Sorwathe, in the northern town of Kinihira, is this year's small-medium-size company winner of the award for its efforts to support adult literacy, worker association and collective bargaining rights, sustainable agriculture, forestry and water management.

It was also honored for its efforts to produce socially and environmentally responsible high-quality teas and leading the charge to eradicate child labor in Rwanda's tea sector, the release states.

Representing Tea Importers at the ceremony were Andrew Wertheim, the firm's president; Jan Shackett, vice president; and Cally Alles, Sorwathe's recently retired general manager.

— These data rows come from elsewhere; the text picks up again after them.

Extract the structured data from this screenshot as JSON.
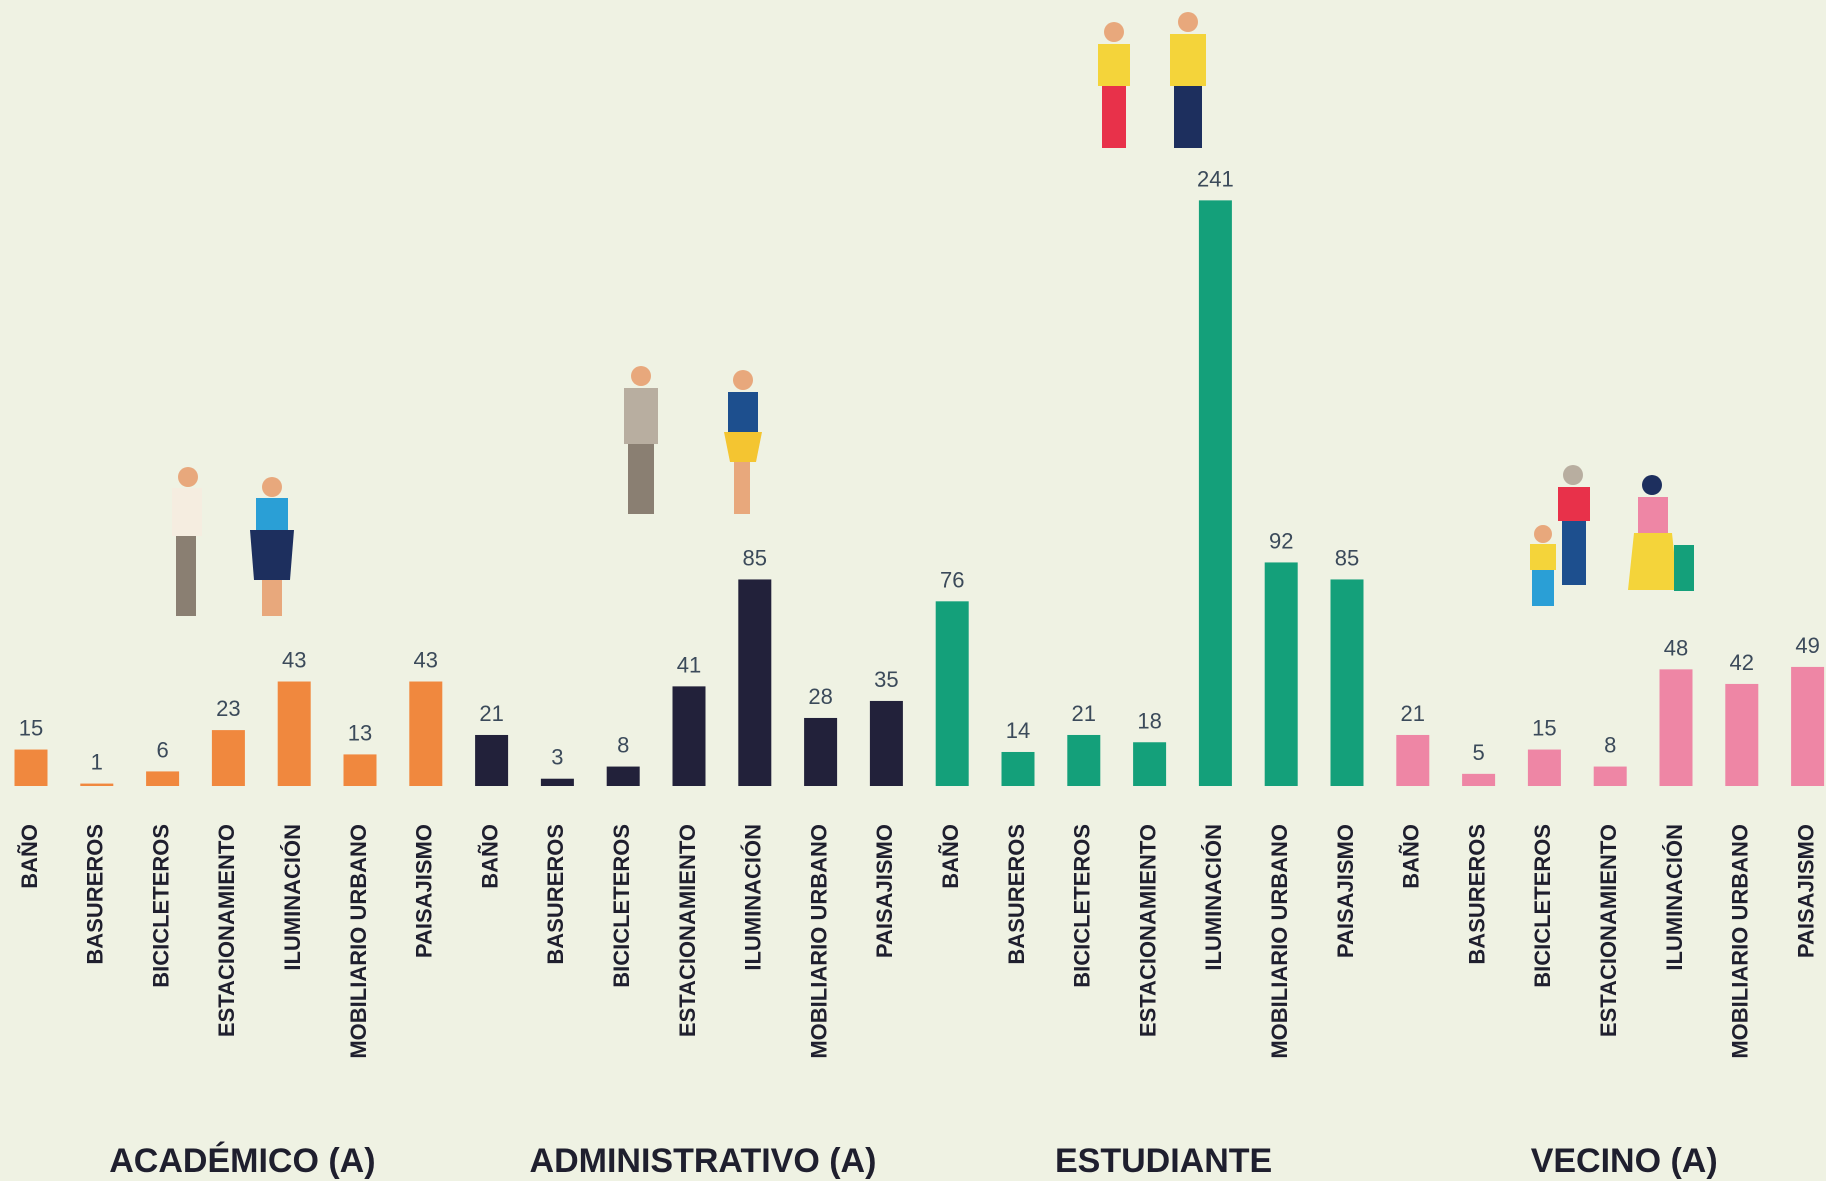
{
  "chart_data": {
    "type": "bar",
    "categories": [
      "BAÑO",
      "BASUREROS",
      "BICICLETEROS",
      "ESTACIONAMIENTO",
      "ILUMINACIÓN",
      "MOBILIARIO URBANO",
      "PAISAJISMO"
    ],
    "series": [
      {
        "name": "ACADÉMICO (A)",
        "color": "#f0883e",
        "values": [
          15,
          1,
          6,
          23,
          43,
          13,
          43
        ]
      },
      {
        "name": "ADMINISTRATIVO (A)",
        "color": "#22213a",
        "values": [
          21,
          3,
          8,
          41,
          85,
          28,
          35
        ]
      },
      {
        "name": "ESTUDIANTE",
        "color": "#14a07a",
        "values": [
          76,
          14,
          21,
          18,
          241,
          92,
          85
        ]
      },
      {
        "name": "VECINO (A)",
        "color": "#ee86a5",
        "values": [
          21,
          5,
          15,
          8,
          48,
          42,
          49
        ]
      }
    ]
  }
}
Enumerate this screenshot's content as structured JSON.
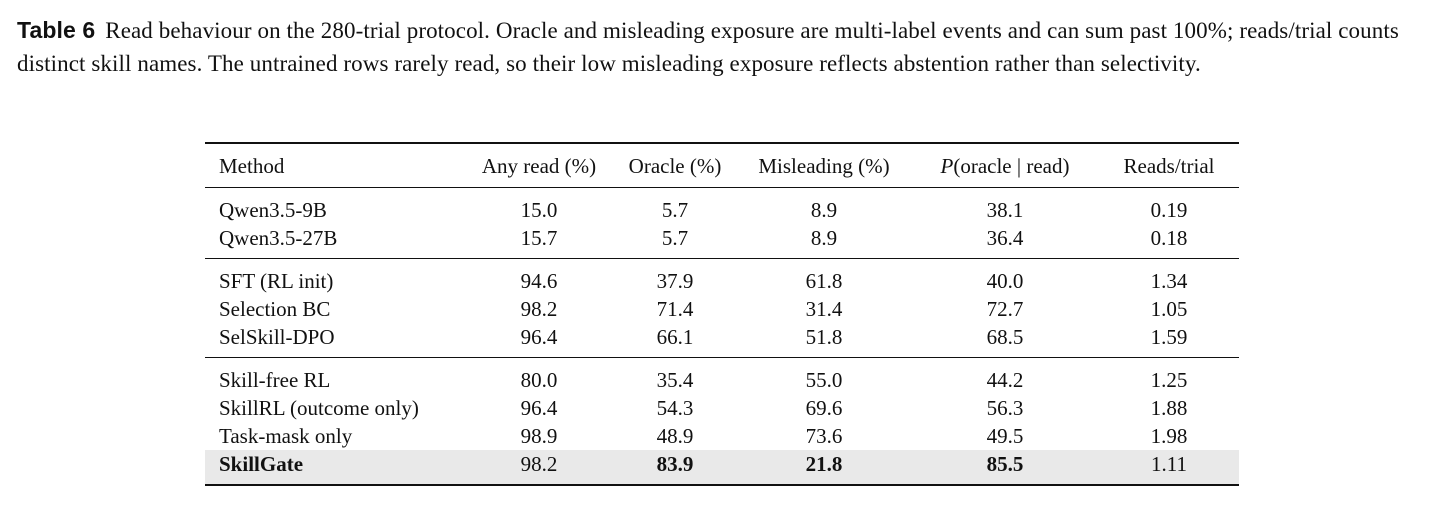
{
  "caption": {
    "label": "Table 6",
    "text": "Read behaviour on the 280-trial protocol. Oracle and misleading exposure are multi-label events and can sum past 100%; reads/trial counts distinct skill names. The untrained rows rarely read, so their low misleading exposure reflects abstention rather than selectivity."
  },
  "table": {
    "headers": {
      "method": "Method",
      "any_read": "Any read (%)",
      "oracle": "Oracle (%)",
      "misleading": "Misleading (%)",
      "p_var": "P",
      "p_rest": "(oracle | read)",
      "reads_trial": "Reads/trial"
    },
    "groups": [
      [
        {
          "method": "Qwen3.5-9B",
          "any_read": "15.0",
          "oracle": "5.7",
          "misleading": "8.9",
          "p": "38.1",
          "reads_trial": "0.19"
        },
        {
          "method": "Qwen3.5-27B",
          "any_read": "15.7",
          "oracle": "5.7",
          "misleading": "8.9",
          "p": "36.4",
          "reads_trial": "0.18"
        }
      ],
      [
        {
          "method": "SFT (RL init)",
          "any_read": "94.6",
          "oracle": "37.9",
          "misleading": "61.8",
          "p": "40.0",
          "reads_trial": "1.34"
        },
        {
          "method": "Selection BC",
          "any_read": "98.2",
          "oracle": "71.4",
          "misleading": "31.4",
          "p": "72.7",
          "reads_trial": "1.05"
        },
        {
          "method": "SelSkill-DPO",
          "any_read": "96.4",
          "oracle": "66.1",
          "misleading": "51.8",
          "p": "68.5",
          "reads_trial": "1.59"
        }
      ],
      [
        {
          "method": "Skill-free RL",
          "any_read": "80.0",
          "oracle": "35.4",
          "misleading": "55.0",
          "p": "44.2",
          "reads_trial": "1.25"
        },
        {
          "method": "SkillRL (outcome only)",
          "any_read": "96.4",
          "oracle": "54.3",
          "misleading": "69.6",
          "p": "56.3",
          "reads_trial": "1.88"
        },
        {
          "method": "Task-mask only",
          "any_read": "98.9",
          "oracle": "48.9",
          "misleading": "73.6",
          "p": "49.5",
          "reads_trial": "1.98"
        },
        {
          "method": "SkillGate",
          "any_read": "98.2",
          "oracle": "83.9",
          "misleading": "21.8",
          "p": "85.5",
          "reads_trial": "1.11"
        }
      ]
    ]
  }
}
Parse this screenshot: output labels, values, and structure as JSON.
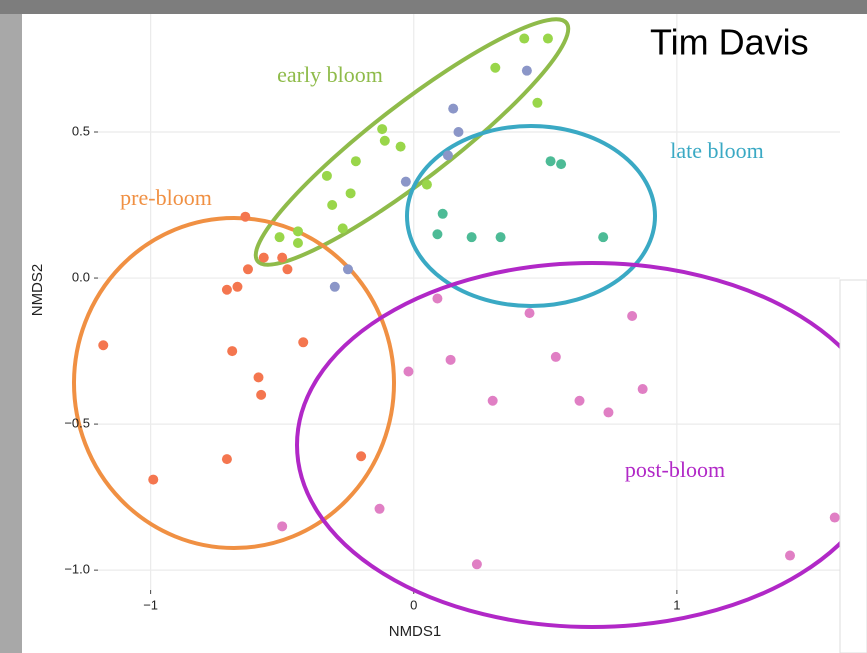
{
  "slide_title": "Tim Davis",
  "chart_data": {
    "type": "scatter",
    "xlabel": "NMDS1",
    "ylabel": "NMDS2",
    "xlim": [
      -1.2,
      1.62
    ],
    "ylim": [
      -1.068,
      0.904
    ],
    "xticks": [
      {
        "value": -1,
        "label": "−1"
      },
      0,
      1
    ],
    "yticks": [
      {
        "value": -1.0,
        "label": "−1.0"
      },
      {
        "value": -0.5,
        "label": "−0.5"
      },
      {
        "value": 0,
        "label": "0.0"
      },
      0.5
    ],
    "grid": true,
    "annotations": [
      {
        "text": "early bloom",
        "color": "#8fbb4a"
      },
      {
        "text": "late bloom",
        "color": "#3aa9c4"
      },
      {
        "text": "pre-bloom",
        "color": "#f09043"
      },
      {
        "text": "post-bloom",
        "color": "#b128c7"
      }
    ],
    "series": [
      {
        "color": "#99d64a",
        "x": [
          0.42,
          0.51,
          0.31,
          0.47,
          -0.12,
          -0.11,
          -0.05,
          -0.22,
          -0.33,
          -0.24,
          0.05,
          -0.31,
          -0.27,
          -0.44,
          -0.51,
          -0.44
        ],
        "values": [
          0.82,
          0.82,
          0.72,
          0.6,
          0.51,
          0.47,
          0.45,
          0.4,
          0.35,
          0.29,
          0.32,
          0.25,
          0.17,
          0.16,
          0.14,
          0.12
        ]
      },
      {
        "color": "#8b96c8",
        "x": [
          0.43,
          0.15,
          0.17,
          0.13,
          -0.03,
          -0.25,
          -0.3
        ],
        "values": [
          0.71,
          0.58,
          0.5,
          0.42,
          0.33,
          0.03,
          -0.03
        ]
      },
      {
        "color": "#4dbb96",
        "x": [
          0.52,
          0.56,
          0.11,
          0.09,
          0.22,
          0.33,
          0.72
        ],
        "values": [
          0.4,
          0.39,
          0.22,
          0.15,
          0.14,
          0.14,
          0.14
        ]
      },
      {
        "color": "#f4764f",
        "x": [
          -0.64,
          -0.63,
          -0.57,
          -0.5,
          -0.48,
          -0.67,
          -0.71,
          -1.18,
          -0.69,
          -0.42,
          -0.59,
          -0.58,
          -0.71,
          -0.2,
          -0.99
        ],
        "values": [
          0.21,
          0.03,
          0.07,
          0.07,
          0.03,
          -0.03,
          -0.04,
          -0.23,
          -0.25,
          -0.22,
          -0.34,
          -0.4,
          -0.62,
          -0.61,
          -0.69
        ]
      },
      {
        "color": "#e07fc4",
        "x": [
          0.09,
          0.44,
          0.83,
          0.54,
          0.14,
          -0.02,
          0.87,
          0.3,
          0.63,
          0.74,
          -0.13,
          -0.5,
          0.24,
          1.43,
          1.6
        ],
        "values": [
          -0.07,
          -0.12,
          -0.13,
          -0.27,
          -0.28,
          -0.32,
          -0.38,
          -0.42,
          -0.42,
          -0.46,
          -0.79,
          -0.85,
          -0.98,
          -0.95,
          -0.82
        ]
      }
    ]
  }
}
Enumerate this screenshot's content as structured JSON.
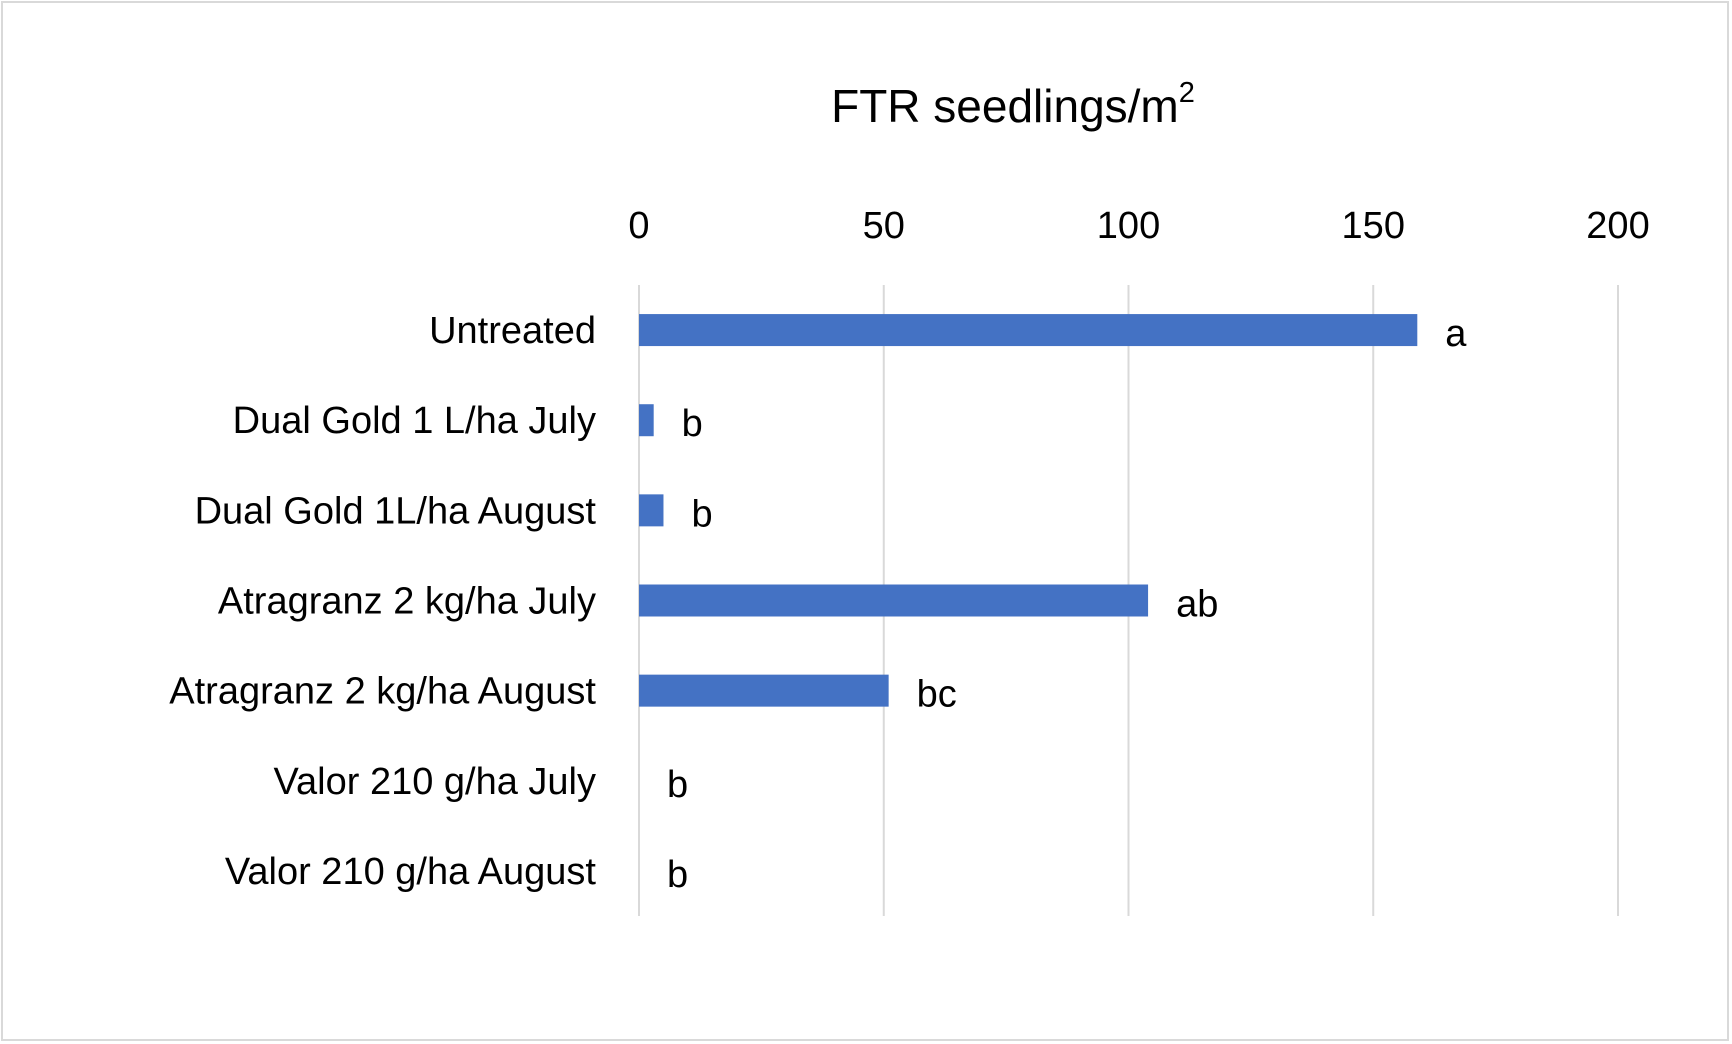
{
  "chart_data": {
    "type": "bar",
    "orientation": "horizontal",
    "xlabel": "FTR seedlings/m",
    "xlabel_superscript": "2",
    "xlim": [
      0,
      200
    ],
    "xticks": [
      0,
      50,
      100,
      150,
      200
    ],
    "grid": true,
    "bar_color": "#4472c4",
    "categories": [
      "Untreated",
      "Dual Gold 1 L/ha July",
      "Dual Gold 1L/ha August",
      "Atragranz 2 kg/ha July",
      "Atragranz 2 kg/ha August",
      "Valor 210 g/ha July",
      "Valor 210 g/ha August"
    ],
    "values": [
      159,
      3,
      5,
      104,
      51,
      0,
      0
    ],
    "data_labels": [
      "a",
      "b",
      "b",
      "ab",
      "bc",
      "b",
      "b"
    ]
  }
}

Tea Importers, founded in 1958 by Joseph Wertheim, Andrew Wertheim's father, is a tea trading company serving customers worldwide, the release states.

"I am extremely proud to accept this award on behalf of the employees of Sorwathe, Tea Importers, my family, and especially on behalf of 5,42 employees of Sowarthe and the 4,573 small farmers that we support through tea production in Rwanda," said Andrew Wertheim, a resident of New York City who grew up in Weston and Easton.

Joseph Wertheim came to the United States to escape Nazi Germany and began importing tea in 1953 after settling in Connecticut, Clinton said. He began marketing tea from Rwanda in the 1960s, and its government eventually asked him to help build a factory for processing tea in a remote region of the country, she said.

"Today, that joint venture, Sorwathe, is the top single producer of tea in Rwanda," she said.

U.S. Sen. Richard Blumenthal and Congressman Jim Himes were among those in attendance.